I will conclude this part of our discussion with the following quotation from Rev. H. Hoeksema’s “Anthropology,” mimeographed edition, pp. 105, ff.:
“. . . . . God’s work has never been spoiled. Known unto God are all His works from the beginning. Always He follows a straight course to the end He has in view. Never was ‘He forced by any power outside of Himself to deviate from that course. He rules alone, sovereignly and absolutely,—rules also through the means of Satan and ungodly men. There is, indeed, conflict between the purpose and intention of the ungodly and the holy will of God, but never between the counsel of God and the operations of the creature. The ship of creation, leaving the coast of the Bereshith (the in the beginning of Genesis 1:1, H.C.H.), sailing over the ocean of time, follows a straight course to the harbor the Almighty destined her to reach. There are to Him no contrary winds, for all winds are His. For this reason we may never separate the fall from the providential government of God. Not only must we never hesitate to say that the fall of man took place according to the determinate counsel of the Most High, in order to serve Him as a means to an end; but we must also understand that it occurred entirely by His own providential power and government. Never was the counsel of God frustrated. And the work of grace is no repair work. Only under God’s providence was Satan empowered to use the serpent as an instrument, could he enter paradise, could he tempt the woman, lead her, and through her Adam, to the fall, and could man and the whole creation fall under sin and the curse. This does not mean that we chime in with the morbid exclamation, ‘O blessed fall into sin!’ For the fall itself is not blessed, but is our great guilt. But neither are we, as redeemed children of God, filled with a sad longing for a paradise lost, but must rather boast in the manifold wisdom of God, Who even through the deep way of sin and death and the curse executes His counsel to the salvation of His church.
“Hence, we may never separate in our minds the providence of God from the facts of sin and grace. There is no operation of God’s providence next to and apart from that of grace and the curse, love and wrath, election and reprobation. The government of God is exactly of such a nature that it guides the organic whole of creation unto the final glory of the new heavens and the new earth, to the glory of God’s eternal covenant and to His eternal tabernacle which shall be with men, while through the same government of the Most High the reprobate element falls away and becomes ripe for eternal desolation. For it is God’s positive purpose to unite all things in Christ as the new head of all creation, to preserve and perfect His covenant and His everlasting kingdom. Unto this end all things in heaven and on earth are directed; and the Most High so governs all things that they must infallibly lead unto that end. All things under God’s providence cooperate unto that end.
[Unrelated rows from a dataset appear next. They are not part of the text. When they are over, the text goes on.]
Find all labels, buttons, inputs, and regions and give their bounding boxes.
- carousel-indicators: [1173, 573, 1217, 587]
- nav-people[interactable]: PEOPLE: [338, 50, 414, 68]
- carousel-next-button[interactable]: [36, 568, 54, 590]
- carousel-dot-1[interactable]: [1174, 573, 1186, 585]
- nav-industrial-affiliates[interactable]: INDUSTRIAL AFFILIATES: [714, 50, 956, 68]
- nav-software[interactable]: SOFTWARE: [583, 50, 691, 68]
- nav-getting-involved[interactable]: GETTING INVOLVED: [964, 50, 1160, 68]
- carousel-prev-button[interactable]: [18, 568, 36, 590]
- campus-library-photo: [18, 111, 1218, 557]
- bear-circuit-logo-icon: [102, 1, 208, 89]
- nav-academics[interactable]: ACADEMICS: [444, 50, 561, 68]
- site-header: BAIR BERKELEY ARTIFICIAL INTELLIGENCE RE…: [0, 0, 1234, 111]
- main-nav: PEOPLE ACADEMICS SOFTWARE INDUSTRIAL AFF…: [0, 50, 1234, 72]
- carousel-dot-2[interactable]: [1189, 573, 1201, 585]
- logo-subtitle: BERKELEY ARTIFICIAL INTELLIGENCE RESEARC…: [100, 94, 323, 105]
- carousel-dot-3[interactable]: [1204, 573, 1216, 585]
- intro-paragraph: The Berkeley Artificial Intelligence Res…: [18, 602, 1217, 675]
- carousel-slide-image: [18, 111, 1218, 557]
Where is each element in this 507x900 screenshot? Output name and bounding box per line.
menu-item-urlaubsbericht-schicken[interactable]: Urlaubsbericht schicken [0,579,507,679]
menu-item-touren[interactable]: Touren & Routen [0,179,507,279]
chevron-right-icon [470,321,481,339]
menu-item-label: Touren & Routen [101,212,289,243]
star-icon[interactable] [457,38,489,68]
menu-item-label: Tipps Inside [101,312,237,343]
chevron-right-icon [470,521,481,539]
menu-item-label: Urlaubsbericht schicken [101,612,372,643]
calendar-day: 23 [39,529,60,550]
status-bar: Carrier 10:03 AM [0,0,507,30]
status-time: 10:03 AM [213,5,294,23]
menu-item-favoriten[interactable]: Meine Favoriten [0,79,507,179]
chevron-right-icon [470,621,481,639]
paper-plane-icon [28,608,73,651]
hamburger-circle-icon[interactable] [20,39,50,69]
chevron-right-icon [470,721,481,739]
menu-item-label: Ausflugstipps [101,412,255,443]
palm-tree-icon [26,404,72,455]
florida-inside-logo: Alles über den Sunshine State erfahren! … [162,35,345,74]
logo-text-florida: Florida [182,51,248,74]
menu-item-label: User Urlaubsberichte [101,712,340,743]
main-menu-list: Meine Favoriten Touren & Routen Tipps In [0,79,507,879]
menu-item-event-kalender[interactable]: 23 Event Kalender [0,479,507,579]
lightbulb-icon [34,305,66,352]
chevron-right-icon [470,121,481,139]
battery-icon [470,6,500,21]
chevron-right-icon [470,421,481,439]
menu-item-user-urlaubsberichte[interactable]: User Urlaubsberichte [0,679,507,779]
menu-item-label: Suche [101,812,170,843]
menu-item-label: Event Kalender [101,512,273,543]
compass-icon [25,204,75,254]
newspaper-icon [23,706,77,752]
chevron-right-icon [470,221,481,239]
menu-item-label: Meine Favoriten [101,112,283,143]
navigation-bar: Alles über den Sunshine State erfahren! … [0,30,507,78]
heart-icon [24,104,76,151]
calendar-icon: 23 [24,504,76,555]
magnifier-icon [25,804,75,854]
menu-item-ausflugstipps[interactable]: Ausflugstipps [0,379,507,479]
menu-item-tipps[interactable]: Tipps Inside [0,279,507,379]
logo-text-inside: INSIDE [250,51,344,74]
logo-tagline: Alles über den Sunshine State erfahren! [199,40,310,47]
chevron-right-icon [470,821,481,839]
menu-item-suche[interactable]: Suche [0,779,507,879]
All things in heaven and on earth and in hell, angels and devils, righteous and wicked, the curse, death, and all the sufferings of this present time, sin and grace, fruitful and barren years, rain and drought, war and peace, sickness and pestilence,—all things work together to the glorification of all things when the tabernacle of God will be with men. Of course, the devils and the ungodly cooperate unto that end in a different way from that of the angels and righteous. Hence, the former gather unto themselves treasures of wrath, while they nevertheless cooperate in the execution of God’s counsel; and the latter receive the eternal reward of grace. There is no dualism: all work together unto the realization of the counsel of the Lord. God’s government is motivated by electing and redeeming and glorifying grace, on the one hand, and by reprobating wrath, on the other.”